With campaign group, Clean Air in London, is calling for a ban on alfresco dining at cafes and restaurants in some of the most at risk areas, it’s essential that the air inside buildings and workplaces is clean and safe. In many of our towns and cities simply opening the window to ensure a clean supply of fresh air is not an option.

Indoor Air Quality (IAQ) essentials

While buildings can do little to contribute to the improvement of outdoor air quality – this is something that needs to be looked at on a global scale – they can take control of their IAQ by creating safe spaces for occupants.

  • System design – the selection of appropriate Air Handling Units and ventilation systems is key to good IAQ, ideally when a building is constructed.
  • Ongoing maintenance – Once in situ, a regular but flexible maintenance schedule is essential to keep air moving and plant working efficiently, without contamination.
  • Air Quality Monitoring – regular monitoring of air quality will help building managers to ensure the air hygiene as well as flagging up operational issues that could cause problems in the future.

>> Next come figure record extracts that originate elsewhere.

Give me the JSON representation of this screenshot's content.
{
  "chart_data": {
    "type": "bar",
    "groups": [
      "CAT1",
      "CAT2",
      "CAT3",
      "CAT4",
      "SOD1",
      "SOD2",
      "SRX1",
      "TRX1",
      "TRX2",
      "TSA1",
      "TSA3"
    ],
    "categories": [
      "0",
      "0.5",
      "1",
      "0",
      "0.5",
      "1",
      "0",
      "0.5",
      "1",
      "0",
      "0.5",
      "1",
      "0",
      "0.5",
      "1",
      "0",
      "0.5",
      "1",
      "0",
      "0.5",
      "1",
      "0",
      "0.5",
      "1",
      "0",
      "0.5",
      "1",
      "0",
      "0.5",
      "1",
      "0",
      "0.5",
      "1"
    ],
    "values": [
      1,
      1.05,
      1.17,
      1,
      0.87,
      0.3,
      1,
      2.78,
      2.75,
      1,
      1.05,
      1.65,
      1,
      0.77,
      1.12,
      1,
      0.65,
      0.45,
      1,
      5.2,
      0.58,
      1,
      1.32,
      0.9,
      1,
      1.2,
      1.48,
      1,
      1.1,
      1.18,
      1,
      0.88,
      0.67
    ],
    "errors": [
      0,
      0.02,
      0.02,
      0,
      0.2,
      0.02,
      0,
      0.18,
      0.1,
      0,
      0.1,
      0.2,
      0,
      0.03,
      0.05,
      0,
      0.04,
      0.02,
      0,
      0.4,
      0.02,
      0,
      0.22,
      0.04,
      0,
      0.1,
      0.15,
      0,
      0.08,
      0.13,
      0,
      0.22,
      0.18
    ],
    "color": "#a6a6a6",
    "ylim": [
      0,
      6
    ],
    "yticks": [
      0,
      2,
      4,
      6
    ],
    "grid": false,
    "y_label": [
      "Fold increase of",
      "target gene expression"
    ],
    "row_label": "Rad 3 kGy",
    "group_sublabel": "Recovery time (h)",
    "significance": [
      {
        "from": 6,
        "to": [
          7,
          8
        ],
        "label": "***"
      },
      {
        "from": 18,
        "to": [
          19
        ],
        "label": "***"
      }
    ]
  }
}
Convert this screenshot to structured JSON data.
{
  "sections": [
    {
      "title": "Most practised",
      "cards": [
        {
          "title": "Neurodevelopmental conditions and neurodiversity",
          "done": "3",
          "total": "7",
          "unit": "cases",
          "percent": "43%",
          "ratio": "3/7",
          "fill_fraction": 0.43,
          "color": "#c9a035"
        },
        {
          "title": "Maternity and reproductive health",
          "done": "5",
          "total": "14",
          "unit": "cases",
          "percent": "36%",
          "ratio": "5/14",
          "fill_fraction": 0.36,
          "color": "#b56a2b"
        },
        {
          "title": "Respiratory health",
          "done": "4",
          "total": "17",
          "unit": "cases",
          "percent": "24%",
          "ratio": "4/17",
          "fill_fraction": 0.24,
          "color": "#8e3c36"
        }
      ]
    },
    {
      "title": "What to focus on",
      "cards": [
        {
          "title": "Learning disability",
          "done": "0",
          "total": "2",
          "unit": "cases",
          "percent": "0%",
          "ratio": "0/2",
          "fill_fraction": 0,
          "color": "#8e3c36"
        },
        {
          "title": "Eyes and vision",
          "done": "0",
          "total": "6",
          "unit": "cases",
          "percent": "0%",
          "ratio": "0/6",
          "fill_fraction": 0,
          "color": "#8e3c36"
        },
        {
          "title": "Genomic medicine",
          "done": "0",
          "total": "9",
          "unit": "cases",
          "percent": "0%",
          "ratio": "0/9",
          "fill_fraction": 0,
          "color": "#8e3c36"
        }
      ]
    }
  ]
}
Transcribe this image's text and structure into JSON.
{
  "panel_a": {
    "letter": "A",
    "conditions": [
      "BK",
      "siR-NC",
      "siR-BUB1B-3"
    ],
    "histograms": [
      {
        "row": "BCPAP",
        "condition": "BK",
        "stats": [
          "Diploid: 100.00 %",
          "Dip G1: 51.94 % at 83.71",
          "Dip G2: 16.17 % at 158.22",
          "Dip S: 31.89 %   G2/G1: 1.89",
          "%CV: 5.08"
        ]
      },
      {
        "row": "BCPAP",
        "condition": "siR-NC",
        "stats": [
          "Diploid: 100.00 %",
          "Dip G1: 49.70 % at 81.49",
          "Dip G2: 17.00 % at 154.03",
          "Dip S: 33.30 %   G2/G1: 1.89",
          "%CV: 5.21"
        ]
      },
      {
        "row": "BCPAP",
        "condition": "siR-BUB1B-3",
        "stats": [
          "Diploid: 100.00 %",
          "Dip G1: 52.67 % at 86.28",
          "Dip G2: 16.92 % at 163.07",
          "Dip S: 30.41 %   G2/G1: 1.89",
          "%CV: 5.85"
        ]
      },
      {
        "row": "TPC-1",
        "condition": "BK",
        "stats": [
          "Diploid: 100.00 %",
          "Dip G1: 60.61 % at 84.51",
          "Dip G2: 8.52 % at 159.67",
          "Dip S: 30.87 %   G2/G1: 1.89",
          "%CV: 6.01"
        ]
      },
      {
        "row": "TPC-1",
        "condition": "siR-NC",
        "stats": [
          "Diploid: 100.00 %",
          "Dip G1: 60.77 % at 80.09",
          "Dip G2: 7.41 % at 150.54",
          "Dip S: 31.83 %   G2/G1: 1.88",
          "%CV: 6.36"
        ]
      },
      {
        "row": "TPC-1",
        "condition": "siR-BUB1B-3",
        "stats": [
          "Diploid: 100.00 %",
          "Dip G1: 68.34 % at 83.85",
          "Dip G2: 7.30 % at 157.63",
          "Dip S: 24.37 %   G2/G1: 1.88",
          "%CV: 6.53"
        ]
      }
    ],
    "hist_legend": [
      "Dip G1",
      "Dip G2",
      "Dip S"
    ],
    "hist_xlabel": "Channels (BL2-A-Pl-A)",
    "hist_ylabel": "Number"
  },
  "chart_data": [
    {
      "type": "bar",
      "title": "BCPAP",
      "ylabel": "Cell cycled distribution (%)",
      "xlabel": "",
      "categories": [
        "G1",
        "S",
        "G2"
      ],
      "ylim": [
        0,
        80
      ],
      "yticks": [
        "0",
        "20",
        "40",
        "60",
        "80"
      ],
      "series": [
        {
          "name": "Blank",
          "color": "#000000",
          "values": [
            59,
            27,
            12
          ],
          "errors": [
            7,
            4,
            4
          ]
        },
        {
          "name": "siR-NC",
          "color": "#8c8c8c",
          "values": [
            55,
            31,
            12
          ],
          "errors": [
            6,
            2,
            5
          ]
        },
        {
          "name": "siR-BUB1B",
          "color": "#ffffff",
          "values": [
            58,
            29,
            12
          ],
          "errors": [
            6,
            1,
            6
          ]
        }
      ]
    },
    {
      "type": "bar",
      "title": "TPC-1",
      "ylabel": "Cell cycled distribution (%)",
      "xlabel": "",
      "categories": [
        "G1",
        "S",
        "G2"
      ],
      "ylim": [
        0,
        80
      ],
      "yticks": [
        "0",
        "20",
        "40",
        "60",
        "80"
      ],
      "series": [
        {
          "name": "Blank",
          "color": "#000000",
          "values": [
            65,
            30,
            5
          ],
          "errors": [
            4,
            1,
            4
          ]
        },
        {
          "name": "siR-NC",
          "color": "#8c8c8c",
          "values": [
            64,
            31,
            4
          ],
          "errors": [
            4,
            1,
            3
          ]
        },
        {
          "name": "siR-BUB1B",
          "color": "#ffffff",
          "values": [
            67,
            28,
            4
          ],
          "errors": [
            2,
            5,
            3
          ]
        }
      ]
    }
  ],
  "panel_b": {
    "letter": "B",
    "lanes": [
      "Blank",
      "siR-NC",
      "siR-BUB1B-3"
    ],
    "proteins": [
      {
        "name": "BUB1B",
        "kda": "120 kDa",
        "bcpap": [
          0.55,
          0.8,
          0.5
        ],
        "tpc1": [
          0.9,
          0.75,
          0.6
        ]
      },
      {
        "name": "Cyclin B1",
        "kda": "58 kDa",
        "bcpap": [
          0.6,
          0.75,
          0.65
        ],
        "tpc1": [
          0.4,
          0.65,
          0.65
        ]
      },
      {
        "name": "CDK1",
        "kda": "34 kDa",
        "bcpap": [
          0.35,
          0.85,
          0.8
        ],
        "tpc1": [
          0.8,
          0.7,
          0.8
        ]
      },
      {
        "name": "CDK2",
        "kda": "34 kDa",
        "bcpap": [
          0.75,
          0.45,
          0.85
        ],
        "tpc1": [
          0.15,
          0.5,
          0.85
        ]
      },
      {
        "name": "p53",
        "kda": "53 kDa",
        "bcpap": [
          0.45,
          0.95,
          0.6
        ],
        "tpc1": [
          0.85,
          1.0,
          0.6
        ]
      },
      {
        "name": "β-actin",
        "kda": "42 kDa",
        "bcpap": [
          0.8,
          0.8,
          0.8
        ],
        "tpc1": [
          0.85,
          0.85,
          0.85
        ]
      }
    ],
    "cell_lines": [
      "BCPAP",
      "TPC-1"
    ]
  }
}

For employers, it has the additional benefit of contributing towards compliance with Control of Substances Hazardous to Health (COSHH) Regulations.
  • Keeping ductwork and ventilation clean – systems must maintain a general level of cleanliness. Filtration will ensure that ventilation and ductwork systems are free from grime and dust which could restrict airflow, cause unwanted germs and even stop the unit working altogether.  Coil sections should be cleaned on a six to twelve monthly basis as a minimum requirement and filters changed every three to six months, depending on the usage of the area served by the system.